NEW YORK–(COMMERCIAL THREAD) – The economic uncertainty generated by the COVID-19 pandemic has made the risk of venturing into new business segments more intimidating than ever for companies. But by structuring itself as a holding company, a business entity can help protect itself and its assets from the financial consequences of a failed business or legal action. However, if these same assets are not carefully distributed across the enterprise, the protection a business enjoys can quickly disappear. That’s according to a new episode of the recently launched CT Expert Insights podcast by Wolters Kluwer CT Corporation.
Sandra Feldman, Publications Lawyer at CT Corporation, explains that the popularity of the holding / operating structure is largely due to the degrees of separation it offers. As long as a holding company keeps the assets of its subsidiaries isolated from one another, the fallout from a possible slowdown in business or legal action is limited. Feldman uses the hypothetical example of a holding company that owns two operating companies during the podcast – one a successful widget maker and the other a restaurant struggling financially due to the pandemic.
âLet’s say the restaurant had to close for a while due to COVID-19 and has accumulated debts that it is struggling to pay.
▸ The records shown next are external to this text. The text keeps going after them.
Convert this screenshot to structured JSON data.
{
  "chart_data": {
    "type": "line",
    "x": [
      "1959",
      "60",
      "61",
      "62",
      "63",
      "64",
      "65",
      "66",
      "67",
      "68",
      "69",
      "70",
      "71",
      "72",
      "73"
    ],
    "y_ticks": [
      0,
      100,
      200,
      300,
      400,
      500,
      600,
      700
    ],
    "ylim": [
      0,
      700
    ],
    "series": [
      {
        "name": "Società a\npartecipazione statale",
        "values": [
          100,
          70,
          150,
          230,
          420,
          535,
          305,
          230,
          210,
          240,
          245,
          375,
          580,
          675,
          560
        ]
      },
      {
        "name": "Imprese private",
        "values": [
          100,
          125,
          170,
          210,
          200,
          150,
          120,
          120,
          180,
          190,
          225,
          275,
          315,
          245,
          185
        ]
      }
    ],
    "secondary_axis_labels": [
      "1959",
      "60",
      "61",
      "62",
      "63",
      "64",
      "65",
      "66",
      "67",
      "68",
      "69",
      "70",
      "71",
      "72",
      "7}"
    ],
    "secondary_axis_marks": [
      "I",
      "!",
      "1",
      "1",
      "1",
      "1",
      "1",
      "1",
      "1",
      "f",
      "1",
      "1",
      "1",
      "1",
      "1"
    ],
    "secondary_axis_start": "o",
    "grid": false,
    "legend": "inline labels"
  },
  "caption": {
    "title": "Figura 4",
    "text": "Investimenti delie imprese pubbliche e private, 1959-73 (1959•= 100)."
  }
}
The restaurant’s creditors can only rely on the assets of the operating company that owns the restaurant to settle the debt, ânotes Feldman.
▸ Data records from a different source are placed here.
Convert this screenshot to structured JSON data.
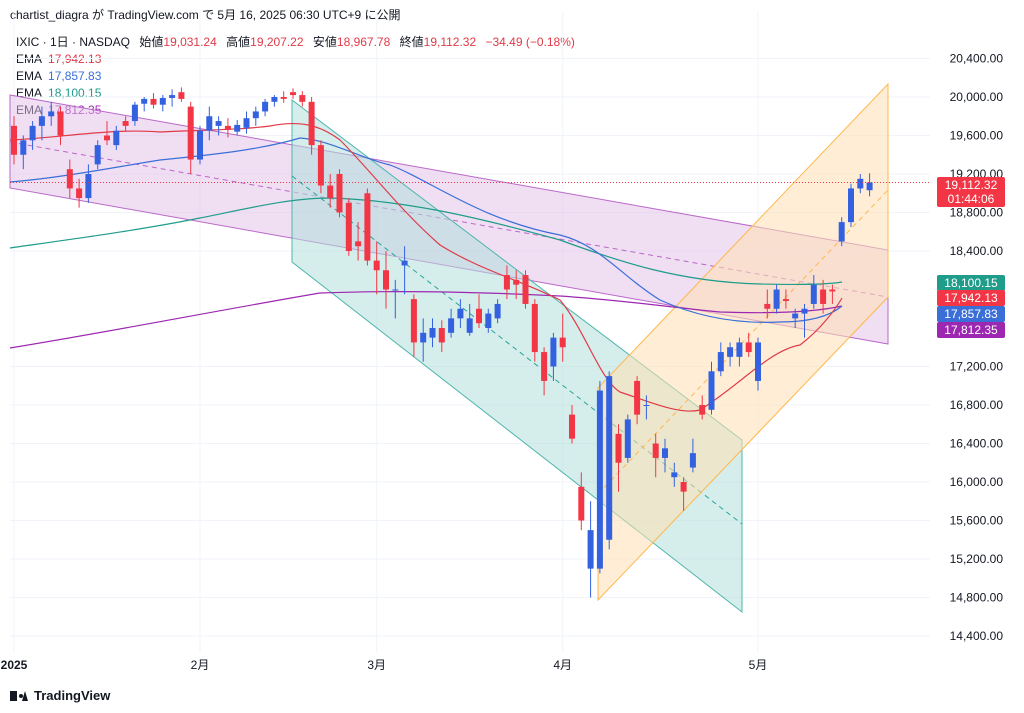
{
  "header": {
    "publisher_line": "chartist_diagra が TradingView.com で 5月 16, 2025 06:30 UTC+9 に公開"
  },
  "instrument": {
    "title": "IXIC · 1日 · NASDAQ",
    "open_label": "始値",
    "open": "19,031.24",
    "high_label": "高値",
    "high": "19,207.22",
    "low_label": "安値",
    "low": "18,967.78",
    "close_label": "終値",
    "close": "19,112.32",
    "change": "−34.49 (−0.18%)"
  },
  "ema_legend": [
    {
      "label": "EMA",
      "value": "17,942.13",
      "color": "#e03a48"
    },
    {
      "label": "EMA",
      "value": "17,857.83",
      "color": "#3b6fd8"
    },
    {
      "label": "EMA",
      "value": "18,100.15",
      "color": "#1f9c8a"
    },
    {
      "label": "EMA",
      "value": "17,812.35",
      "color": "#9c27b0"
    }
  ],
  "price_badges": [
    {
      "value": "19,112.32",
      "sub": "01:44:06",
      "price": 19112.32,
      "color": "#f23645"
    },
    {
      "value": "18,100.15",
      "price": 18100.15,
      "color": "#1f9c8a"
    },
    {
      "value": "17,942.13",
      "price": 17942.13,
      "color": "#f23645"
    },
    {
      "value": "17,857.83",
      "price": 17857.83,
      "color": "#3b6fd8"
    },
    {
      "value": "17,812.35",
      "price": 17812.35,
      "color": "#9c27b0"
    }
  ],
  "brand": {
    "name": "TradingView"
  },
  "chart_data": {
    "type": "candlestick",
    "ylim": [
      14200,
      20600
    ],
    "y_ticks": [
      {
        "value": 14400,
        "label": "14,400.00"
      },
      {
        "value": 14800,
        "label": "14,800.00"
      },
      {
        "value": 15200,
        "label": "15,200.00"
      },
      {
        "value": 15600,
        "label": "15,600.00"
      },
      {
        "value": 16000,
        "label": "16,000.00"
      },
      {
        "value": 16400,
        "label": "16,400.00"
      },
      {
        "value": 16800,
        "label": "16,800.00"
      },
      {
        "value": 17200,
        "label": "17,200.00"
      },
      {
        "value": 18400,
        "label": "18,400.00"
      },
      {
        "value": 18800,
        "label": "18,800.00"
      },
      {
        "value": 19200,
        "label": "19,200.00"
      },
      {
        "value": 19600,
        "label": "19,600.00"
      },
      {
        "value": 20000,
        "label": "20,000.00"
      },
      {
        "value": 20400,
        "label": "20,400.00"
      }
    ],
    "x_ticks": [
      {
        "index": 0,
        "label": "2025"
      },
      {
        "index": 20,
        "label": "2月"
      },
      {
        "index": 39,
        "label": "3月"
      },
      {
        "index": 59,
        "label": "4月"
      },
      {
        "index": 80,
        "label": "5月"
      }
    ],
    "last_price": 19112.32,
    "candles": [
      {
        "o": 19700,
        "h": 19800,
        "l": 19300,
        "c": 19400
      },
      {
        "o": 19400,
        "h": 19600,
        "l": 19250,
        "c": 19550
      },
      {
        "o": 19550,
        "h": 19750,
        "l": 19450,
        "c": 19700
      },
      {
        "o": 19700,
        "h": 19900,
        "l": 19550,
        "c": 19800
      },
      {
        "o": 19800,
        "h": 19950,
        "l": 19700,
        "c": 19850
      },
      {
        "o": 19850,
        "h": 19900,
        "l": 19500,
        "c": 19600
      },
      {
        "o": 19250,
        "h": 19350,
        "l": 18950,
        "c": 19050
      },
      {
        "o": 19050,
        "h": 19150,
        "l": 18850,
        "c": 18950
      },
      {
        "o": 18950,
        "h": 19300,
        "l": 18900,
        "c": 19200
      },
      {
        "o": 19300,
        "h": 19550,
        "l": 19250,
        "c": 19500
      },
      {
        "o": 19600,
        "h": 19750,
        "l": 19500,
        "c": 19550
      },
      {
        "o": 19500,
        "h": 19700,
        "l": 19450,
        "c": 19650
      },
      {
        "o": 19750,
        "h": 19800,
        "l": 19650,
        "c": 19700
      },
      {
        "o": 19750,
        "h": 19950,
        "l": 19700,
        "c": 19920
      },
      {
        "o": 19930,
        "h": 20000,
        "l": 19850,
        "c": 19980
      },
      {
        "o": 19980,
        "h": 20040,
        "l": 19880,
        "c": 19920
      },
      {
        "o": 19920,
        "h": 20020,
        "l": 19850,
        "c": 19990
      },
      {
        "o": 19990,
        "h": 20080,
        "l": 19900,
        "c": 20020
      },
      {
        "o": 20050,
        "h": 20100,
        "l": 19950,
        "c": 19980
      },
      {
        "o": 19900,
        "h": 19950,
        "l": 19200,
        "c": 19350
      },
      {
        "o": 19350,
        "h": 19700,
        "l": 19300,
        "c": 19650
      },
      {
        "o": 19650,
        "h": 19900,
        "l": 19550,
        "c": 19800
      },
      {
        "o": 19700,
        "h": 19800,
        "l": 19600,
        "c": 19750
      },
      {
        "o": 19700,
        "h": 19780,
        "l": 19580,
        "c": 19660
      },
      {
        "o": 19640,
        "h": 19760,
        "l": 19600,
        "c": 19710
      },
      {
        "o": 19680,
        "h": 19850,
        "l": 19620,
        "c": 19780
      },
      {
        "o": 19780,
        "h": 19900,
        "l": 19700,
        "c": 19850
      },
      {
        "o": 19850,
        "h": 19980,
        "l": 19800,
        "c": 19950
      },
      {
        "o": 19950,
        "h": 20020,
        "l": 19900,
        "c": 20000
      },
      {
        "o": 20000,
        "h": 20060,
        "l": 19940,
        "c": 19980
      },
      {
        "o": 20050,
        "h": 20090,
        "l": 19980,
        "c": 20020
      },
      {
        "o": 20020,
        "h": 20060,
        "l": 19900,
        "c": 19950
      },
      {
        "o": 19950,
        "h": 20000,
        "l": 19400,
        "c": 19500
      },
      {
        "o": 19500,
        "h": 19550,
        "l": 19000,
        "c": 19080
      },
      {
        "o": 19080,
        "h": 19200,
        "l": 18850,
        "c": 18950
      },
      {
        "o": 19200,
        "h": 19250,
        "l": 18750,
        "c": 18800
      },
      {
        "o": 18900,
        "h": 18950,
        "l": 18350,
        "c": 18400
      },
      {
        "o": 18500,
        "h": 18700,
        "l": 18300,
        "c": 18450
      },
      {
        "o": 19000,
        "h": 19050,
        "l": 18250,
        "c": 18300
      },
      {
        "o": 18300,
        "h": 18500,
        "l": 17950,
        "c": 18200
      },
      {
        "o": 18200,
        "h": 18400,
        "l": 17800,
        "c": 18000
      },
      {
        "o": 18000,
        "h": 18100,
        "l": 17700,
        "c": 18000
      },
      {
        "o": 18250,
        "h": 18450,
        "l": 17950,
        "c": 18300
      },
      {
        "o": 17900,
        "h": 17950,
        "l": 17300,
        "c": 17450
      },
      {
        "o": 17450,
        "h": 17700,
        "l": 17250,
        "c": 17550
      },
      {
        "o": 17500,
        "h": 17700,
        "l": 17400,
        "c": 17600
      },
      {
        "o": 17600,
        "h": 17680,
        "l": 17350,
        "c": 17450
      },
      {
        "o": 17550,
        "h": 17800,
        "l": 17500,
        "c": 17700
      },
      {
        "o": 17700,
        "h": 17900,
        "l": 17600,
        "c": 17800
      },
      {
        "o": 17550,
        "h": 17850,
        "l": 17520,
        "c": 17700
      },
      {
        "o": 17800,
        "h": 17950,
        "l": 17600,
        "c": 17650
      },
      {
        "o": 17600,
        "h": 17800,
        "l": 17550,
        "c": 17750
      },
      {
        "o": 17700,
        "h": 17900,
        "l": 17650,
        "c": 17850
      },
      {
        "o": 18150,
        "h": 18250,
        "l": 17900,
        "c": 18000
      },
      {
        "o": 18100,
        "h": 18200,
        "l": 17900,
        "c": 18050
      },
      {
        "o": 18150,
        "h": 18200,
        "l": 17800,
        "c": 17850
      },
      {
        "o": 17850,
        "h": 17900,
        "l": 17250,
        "c": 17350
      },
      {
        "o": 17350,
        "h": 17400,
        "l": 16900,
        "c": 17050
      },
      {
        "o": 17200,
        "h": 17550,
        "l": 17050,
        "c": 17500
      },
      {
        "o": 17500,
        "h": 17750,
        "l": 17250,
        "c": 17400
      },
      {
        "o": 16700,
        "h": 16800,
        "l": 16400,
        "c": 16450
      },
      {
        "o": 15950,
        "h": 16100,
        "l": 15500,
        "c": 15600
      },
      {
        "o": 15100,
        "h": 15800,
        "l": 14800,
        "c": 15500
      },
      {
        "o": 15100,
        "h": 17050,
        "l": 15050,
        "c": 16950
      },
      {
        "o": 15400,
        "h": 17150,
        "l": 15300,
        "c": 17100
      },
      {
        "o": 16500,
        "h": 16600,
        "l": 15900,
        "c": 16200
      },
      {
        "o": 16250,
        "h": 16700,
        "l": 16200,
        "c": 16650
      },
      {
        "o": 17050,
        "h": 17100,
        "l": 16600,
        "c": 16700
      },
      {
        "o": 16800,
        "h": 16900,
        "l": 16650,
        "c": 16800
      },
      {
        "o": 16400,
        "h": 16500,
        "l": 16050,
        "c": 16250
      },
      {
        "o": 16250,
        "h": 16450,
        "l": 16100,
        "c": 16350
      },
      {
        "o": 16050,
        "h": 16200,
        "l": 15950,
        "c": 16100
      },
      {
        "o": 16000,
        "h": 16050,
        "l": 15700,
        "c": 15900
      },
      {
        "o": 16150,
        "h": 16450,
        "l": 16100,
        "c": 16300
      },
      {
        "o": 16800,
        "h": 16900,
        "l": 16650,
        "c": 16700
      },
      {
        "o": 16750,
        "h": 17250,
        "l": 16700,
        "c": 17150
      },
      {
        "o": 17150,
        "h": 17450,
        "l": 17100,
        "c": 17350
      },
      {
        "o": 17300,
        "h": 17450,
        "l": 17200,
        "c": 17400
      },
      {
        "o": 17300,
        "h": 17500,
        "l": 17200,
        "c": 17450
      },
      {
        "o": 17450,
        "h": 17550,
        "l": 17300,
        "c": 17350
      },
      {
        "o": 17050,
        "h": 17500,
        "l": 16950,
        "c": 17450
      },
      {
        "o": 17850,
        "h": 18000,
        "l": 17700,
        "c": 17800
      },
      {
        "o": 17800,
        "h": 18050,
        "l": 17750,
        "c": 18000
      },
      {
        "o": 17900,
        "h": 18000,
        "l": 17800,
        "c": 17880
      },
      {
        "o": 17700,
        "h": 17800,
        "l": 17600,
        "c": 17750
      },
      {
        "o": 17750,
        "h": 17850,
        "l": 17500,
        "c": 17800
      },
      {
        "o": 17850,
        "h": 18150,
        "l": 17800,
        "c": 18050
      },
      {
        "o": 18000,
        "h": 18100,
        "l": 17750,
        "c": 17850
      },
      {
        "o": 18000,
        "h": 18050,
        "l": 17850,
        "c": 17980
      },
      {
        "o": 18500,
        "h": 18750,
        "l": 18450,
        "c": 18700
      },
      {
        "o": 18700,
        "h": 19100,
        "l": 18650,
        "c": 19050
      },
      {
        "o": 19050,
        "h": 19200,
        "l": 19000,
        "c": 19150
      },
      {
        "o": 19031.24,
        "h": 19207.22,
        "l": 18967.78,
        "c": 19112.32
      }
    ]
  }
}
With this protection firmly in place, holding companies can invest in new startups or new markets without incurring any risk to their core businesses. However, the more operating companies a holding company has, the more complex its corporate structure and regulatory obligations will become. For example, holding and operating companies are subject not only to initial training fees, but also to annual compliance fees.
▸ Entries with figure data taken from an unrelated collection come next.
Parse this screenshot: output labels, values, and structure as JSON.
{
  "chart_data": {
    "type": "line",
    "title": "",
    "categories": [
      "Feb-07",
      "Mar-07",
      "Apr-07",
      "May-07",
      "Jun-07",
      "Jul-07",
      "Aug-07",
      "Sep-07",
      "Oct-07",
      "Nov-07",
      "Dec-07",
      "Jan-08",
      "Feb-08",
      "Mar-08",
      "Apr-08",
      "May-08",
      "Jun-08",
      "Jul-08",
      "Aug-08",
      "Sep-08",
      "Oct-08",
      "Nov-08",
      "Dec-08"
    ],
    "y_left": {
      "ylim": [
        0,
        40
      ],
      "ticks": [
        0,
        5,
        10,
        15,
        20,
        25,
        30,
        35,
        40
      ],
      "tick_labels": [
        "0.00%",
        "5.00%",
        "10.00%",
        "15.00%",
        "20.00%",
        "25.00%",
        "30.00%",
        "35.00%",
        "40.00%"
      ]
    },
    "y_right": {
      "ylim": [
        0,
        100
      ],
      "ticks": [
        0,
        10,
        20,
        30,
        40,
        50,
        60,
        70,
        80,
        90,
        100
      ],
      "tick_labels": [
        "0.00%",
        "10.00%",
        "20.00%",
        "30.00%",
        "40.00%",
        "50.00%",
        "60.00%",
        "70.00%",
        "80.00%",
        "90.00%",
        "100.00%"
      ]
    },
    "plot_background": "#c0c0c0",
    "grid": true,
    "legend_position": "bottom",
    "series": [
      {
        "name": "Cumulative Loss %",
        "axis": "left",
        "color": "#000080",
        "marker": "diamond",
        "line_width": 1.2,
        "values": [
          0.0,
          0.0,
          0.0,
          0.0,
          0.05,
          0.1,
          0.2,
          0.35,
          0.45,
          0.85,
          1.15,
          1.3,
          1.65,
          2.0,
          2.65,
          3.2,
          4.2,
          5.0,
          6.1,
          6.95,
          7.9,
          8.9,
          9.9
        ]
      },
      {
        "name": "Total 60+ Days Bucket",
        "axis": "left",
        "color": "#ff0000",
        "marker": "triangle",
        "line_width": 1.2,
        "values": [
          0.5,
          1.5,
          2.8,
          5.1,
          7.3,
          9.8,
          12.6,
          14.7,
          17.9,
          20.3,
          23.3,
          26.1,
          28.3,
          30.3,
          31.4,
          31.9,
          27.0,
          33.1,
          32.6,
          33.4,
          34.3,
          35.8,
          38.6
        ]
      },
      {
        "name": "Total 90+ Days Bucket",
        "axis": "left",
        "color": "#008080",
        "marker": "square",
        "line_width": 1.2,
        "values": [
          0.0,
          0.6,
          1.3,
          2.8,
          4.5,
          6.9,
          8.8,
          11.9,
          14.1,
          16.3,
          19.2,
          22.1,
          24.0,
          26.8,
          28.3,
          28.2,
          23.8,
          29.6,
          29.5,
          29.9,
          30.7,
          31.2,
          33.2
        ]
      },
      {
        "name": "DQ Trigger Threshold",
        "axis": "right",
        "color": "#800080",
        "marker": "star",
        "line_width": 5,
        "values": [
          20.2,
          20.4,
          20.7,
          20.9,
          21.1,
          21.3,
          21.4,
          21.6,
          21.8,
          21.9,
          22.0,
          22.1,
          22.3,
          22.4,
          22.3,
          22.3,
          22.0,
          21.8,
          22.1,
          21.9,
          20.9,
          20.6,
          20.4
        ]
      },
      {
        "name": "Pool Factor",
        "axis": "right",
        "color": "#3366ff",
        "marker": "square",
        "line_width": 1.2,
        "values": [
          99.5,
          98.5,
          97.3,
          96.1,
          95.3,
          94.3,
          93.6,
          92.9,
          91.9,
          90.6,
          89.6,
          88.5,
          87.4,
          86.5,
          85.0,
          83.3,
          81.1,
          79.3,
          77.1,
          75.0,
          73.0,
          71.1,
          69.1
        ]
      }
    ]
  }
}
Feldman noted that many large holding companies invest in an entity management system to help govern the business. She also urged companies considering a holding / operating company structure to consult with legal experts who can help them weigh their unique set of pros and cons.
“And if they decide to go ahead, CT Corporation is a trusted partner who can help train the holding company and operating companies and also help with various post-training and compliance needs,” adds Feldman.
For nearly 130 years, Wolters Kluwer CT Corporation has been the leading provider of registered agent services, incorporation services and legal entity compliance. It is part of the Governance, Risk and Compliance (GRC) division of Wolters Kluwer and has a global reach in more than 150 countries. Over 75% of Fortune 500 companies, 95% of AmLaw 100 law firms, and 350,000 small businesses trust CT Corporation to manage their compliance needs. Wolters Kluwer GRC’s other legal services business is Wolters Kluwer ELM Solutions – a Global provider of corporate legal and expense management, contract lifecycle management and legal analysis solutions.
About Wolters Kluwer Governance, risk and compliance
Governance, Risk & Compliance is a division of Wolters Kluwer, which provides legal and banking professionals with solutions to ensure compliance with evolving regulatory and legal obligations, manage risk, increase efficiency and drive better business results. GRC offers a portfolio of technology expert services and solutions focused on legal entity compliance, legal operations management, banking product compliance, and banking regulatory compliance.
Wolters Kluwer (AEX: WKL) is a global leader in information services and solutions for professionals in the healthcare, tax and accounting, risk and compliance, finance and legal industries. Wolters Kluwer achieved 2020 annual sales of 4.6 billion euros. The company, headquartered in Alphen aan den Rijn, The Netherlands, serves customers in more than 180 countries, maintains operations in more than 40 countries and employs 19,200 people worldwide.